Ich kenne einige, die als Backpacker unterwegs waren und diese haben nicht weiter damit angegeben oder das besonders in den Mittelpunkt gestellt, aber es gibt nun mal auch nicht nur den einen Deutschen.

Benutzeravatar

» Ramones » Beiträge: 47746 » Talkpoints: 6,02 » Auszeichnung für 47000 Beiträge


Das hat ja nichts damit zu tun, dass jemand eingebildet ist finde ich. Gerade wenn man sich auf Reisen trifft, bietet es sich doch an, gerade darüber zu sprechen. Welches Thema ist denn nahe liegender?

Ich meine, wenn ich Mutter wäre und andere Mütter vor der Kita treffen würde, würde ich mich auch eher über Kindererziehung unterhalten, weil das eben so offensichtlich ist und einen perfekten Einstieg in den Small Talk bietet. Wäre ich deswegen direkt eingebildet als Mutter?

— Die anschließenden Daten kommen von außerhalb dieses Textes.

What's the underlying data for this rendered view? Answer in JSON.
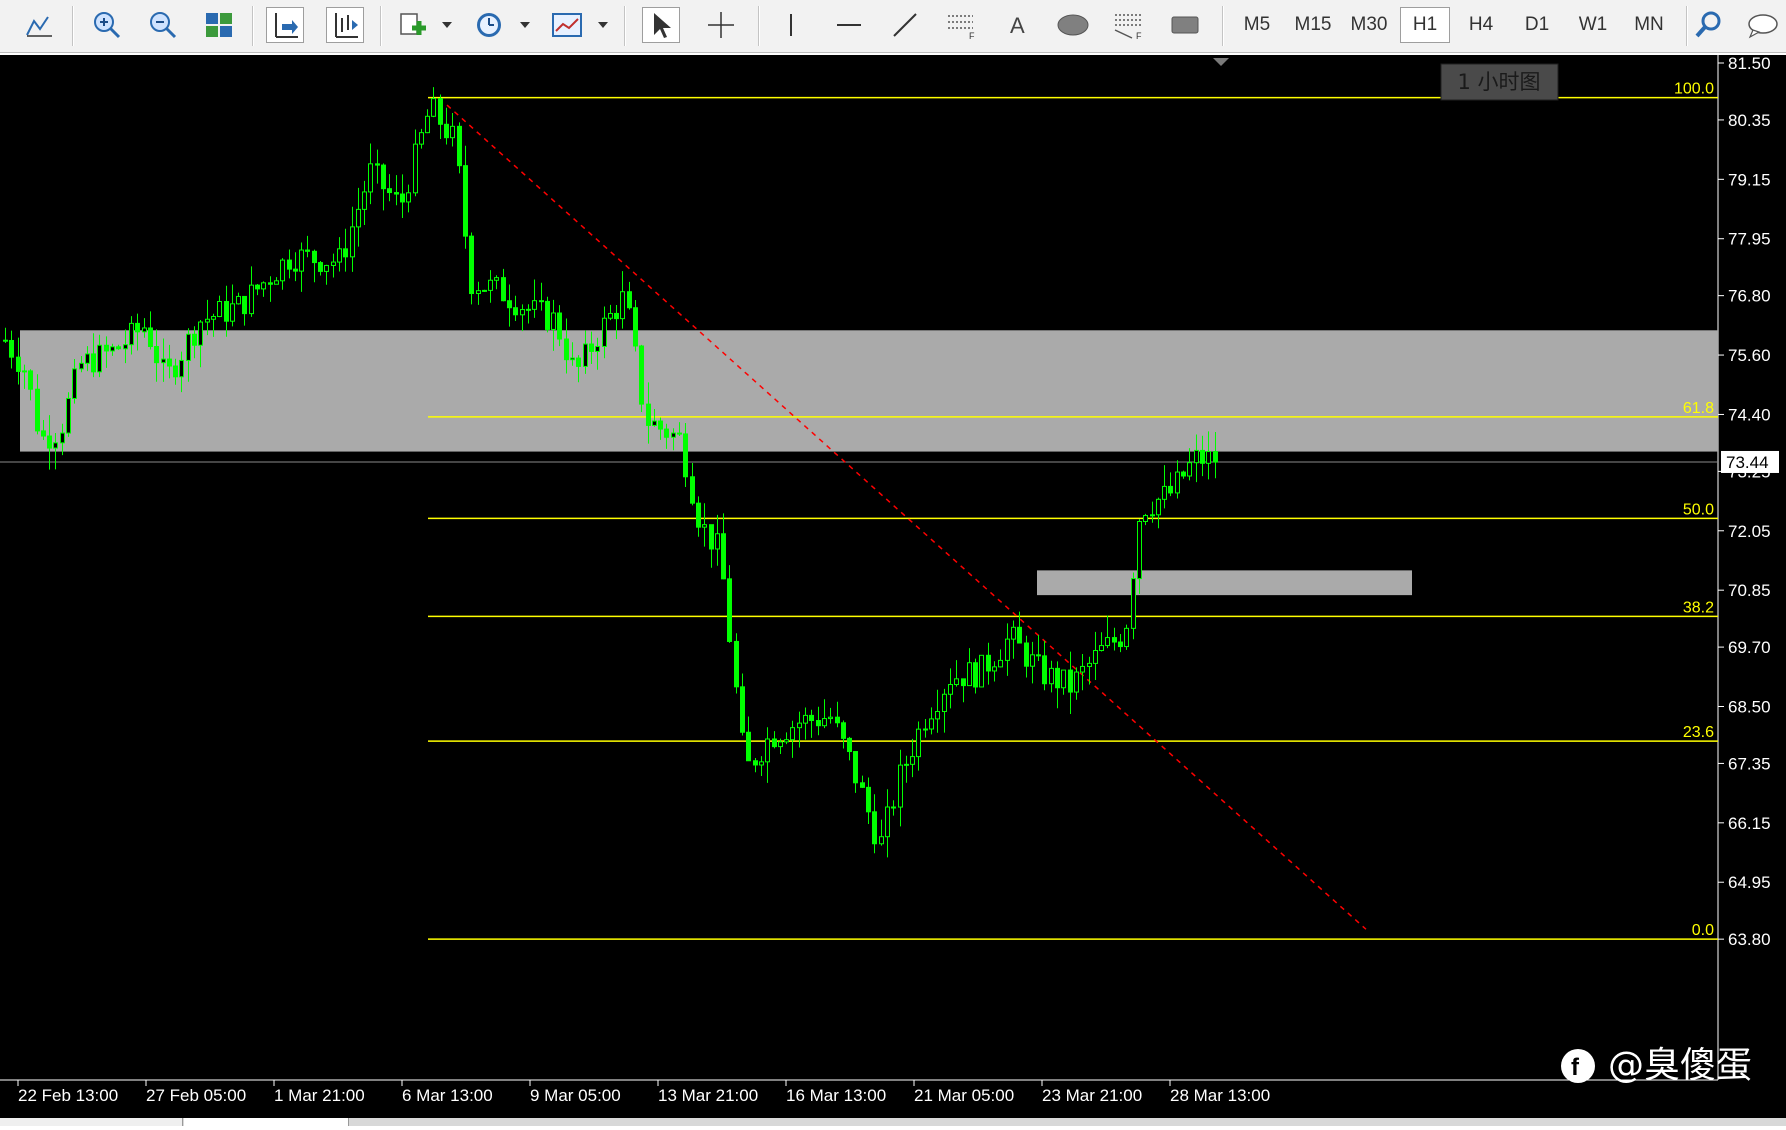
{
  "toolbar": {
    "tools": [
      {
        "icon": "new-chart-icon"
      },
      {
        "icon": "zoom-in-icon"
      },
      {
        "icon": "zoom-out-icon"
      },
      {
        "icon": "tile-windows-icon"
      },
      {
        "icon": "chart-shift-icon"
      },
      {
        "icon": "auto-scroll-icon"
      },
      {
        "icon": "indicators-icon"
      },
      {
        "icon": "periodicity-icon"
      },
      {
        "icon": "templates-icon"
      },
      {
        "icon": "cursor-icon"
      },
      {
        "icon": "crosshair-icon"
      },
      {
        "icon": "vertical-line-icon"
      },
      {
        "icon": "horizontal-line-icon"
      },
      {
        "icon": "trendline-icon"
      },
      {
        "icon": "equidistant-channel-icon"
      },
      {
        "icon": "text-icon",
        "label": "A"
      },
      {
        "icon": "ellipse-icon"
      },
      {
        "icon": "fibonacci-icon"
      },
      {
        "icon": "rectangle-icon"
      }
    ],
    "timeframes": [
      "M5",
      "M15",
      "M30",
      "H1",
      "H4",
      "D1",
      "W1",
      "MN"
    ],
    "active_timeframe": "H1"
  },
  "chart_label": "1 小时图",
  "watermark": "@臭傻蛋",
  "current_price": "73.44",
  "colors": {
    "background": "#000000",
    "candle": "#00ff00",
    "fib": "#ffff00",
    "zone": "#aaaaaa",
    "trend": "#ff0000",
    "axis_text": "#ffffff"
  },
  "chart_data": {
    "type": "candlestick",
    "y_axis_labels": [
      "81.50",
      "80.35",
      "79.15",
      "77.95",
      "76.80",
      "75.60",
      "74.40",
      "73.25",
      "72.05",
      "70.85",
      "69.70",
      "68.50",
      "67.35",
      "66.15",
      "64.95",
      "63.80"
    ],
    "ylim": [
      63.8,
      81.5
    ],
    "x_axis_labels": [
      "22 Feb 13:00",
      "27 Feb 05:00",
      "1 Mar 21:00",
      "6 Mar 13:00",
      "9 Mar 05:00",
      "13 Mar 21:00",
      "16 Mar 13:00",
      "21 Mar 05:00",
      "23 Mar 21:00",
      "28 Mar 13:00"
    ],
    "fibonacci": {
      "levels": [
        {
          "label": "100.0",
          "price": 80.8
        },
        {
          "label": "61.8",
          "price": 74.35
        },
        {
          "label": "50.0",
          "price": 72.3
        },
        {
          "label": "38.2",
          "price": 70.32
        },
        {
          "label": "23.6",
          "price": 67.8
        },
        {
          "label": "0.0",
          "price": 63.8
        }
      ]
    },
    "zones": [
      {
        "name": "resistance-zone",
        "price_top": 76.1,
        "price_bottom": 73.65
      },
      {
        "name": "support-zone",
        "price_top": 71.25,
        "price_bottom": 70.75
      }
    ],
    "current_price": 73.44,
    "trendline": {
      "style": "dashed",
      "from_price": 80.65,
      "to_price": 64.0
    }
  }
}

Auf Arbeit unterhalte ich mich auch eher über arbeitsrelevante Themen oder über das Arbeitsleben und die Karriere an sich und nicht über private Angelegenheiten. In der Uni habe ich mich früher mit anderen Studenten bevorzugt über die Uni unterhalten und so eben Vergleiche mit anderen Studiengängen angestellt. Nur weil man direkt offensichtliche Themen als Einstieg nimmt, heißt das ja noch lange nicht, dass man eingebildet ist und sich für etwas besseres hält. Manchmal fallen einem keine anderen Themen ein so auf die Schnelle und nicht jeder erträgt diese lange Stille, wenn man nicht weiß, was man sagen soll.

Worüber sollten Reisende sich denn sonst unterhalten? Sexuelle Orientierung? Familienplanung? Karriere? Politik? Religion? Das sind alles so Themen, da kann man sich schnell in die Nesseln setzen, wenn man da nicht aufpasst und gerade mit Fremden und sehr oberflächlichen Bekanntschaften würde ich solche Themen bestimmt nicht großartig anschneiden wollen. Da ist das Thema Reisefieber oder Wetter doch ideal.

Benutzeravatar

» Täubchen » Beiträge: 33305 » Talkpoints: -1,02 » Auszeichnung für 33000 Beiträge



Kann ich nicht bestätigen, dass die deutschen damit angeben wo sie alles schon gewesen sind und wie toll es doch ist wenn man schon an vielen Orten gewesen ist. Meistens ist es doch eher eine Art Austausch die stattfindet, man fragt welche Ziele sich sonst noch lohnen und andere schöpfen aus ihrer Erfahrung dort und berichten. Das hat aber nichts mit angeben zu tun, sondern alleine mit sachlicher Information.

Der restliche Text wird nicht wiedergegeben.